Look up your heat transfer text for the formula required to get to overall Ui where you sum all the resistances.






 
Should be based on the film temp, since this is where the resistance to heat transfer is. If the film temp exceeds the boiling point, then this Dittus B equation wont apply - since this is only for single phase convective heat transfer.
 
I was thinking if direct contact of copper tubes with combustion gases would cause more corrosion, oxidation etc.
 
I have used a conservative approach to calculate the copper tube wall temp. Does this method seem logical? It is an iterative process.
Any suggestion would be helpful. TIA.

calc_r7au5w.png
 
Minor correction at equation 4 : The 2nd term on the RHS could be modified to look like the first term on the RHS with an assumption on the mean average concentric cement thickness around the Cu tube, and then you wouldnt need the A term in the denominator.

Otherwise, you're ready to go with these iterations.
 
Thank you for the correction. I think assuming a concentric conductive cement where the Cu tube is buried makes it easier to calculate U.

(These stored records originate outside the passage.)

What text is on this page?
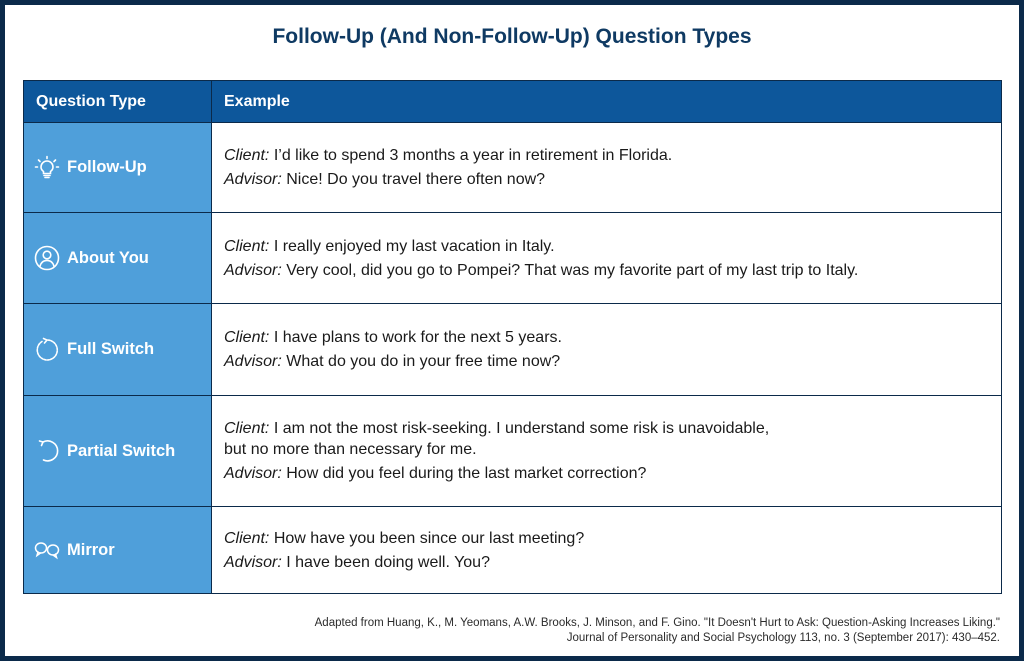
Follow-Up (And Non-Follow-Up) Question Types
Question Type	Example

Follow-Up	Client: I’d like to spend 3 months a year in retirement in Florida.
Advisor: Nice! Do you travel there often now?

About You	Client: I really enjoyed my last vacation in Italy.
Advisor: Very cool, did you go to Pompei? That was my favorite part of my last trip to Italy.

Full Switch	Client: I have plans to work for the next 5 years.
Advisor: What do you do in your free time now?

Partial Switch	Client: I am not the most risk-seeking. I understand some risk is unavoidable,
but no more than necessary for me.
Advisor: How did you feel during the last market correction?

Mirror	Client: How have you been since our last meeting?
Advisor: I have been doing well. You?
Adapted from Huang, K., M. Yeomans, A.W. Brooks, J. Minson, and F. Gino. "It Doesn't Hurt to Ask: Question-Asking Increases Liking."
Journal of Personality and Social Psychology 113, no. 3 (September 2017): 430–452.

As you mentioned earlier, after the converged Twall consequently Tfilm is achieved, if it is higher than the boiling temperature can we say that the current design parameters (tube dimensions, flow rate) does not satisfy the requirement?
 
Yes, Tfilm should be some safe distance away from the boiling point of water at that pressure. As suggested earlier, the highest value for Tfilm would be at the "hot end" of the coil.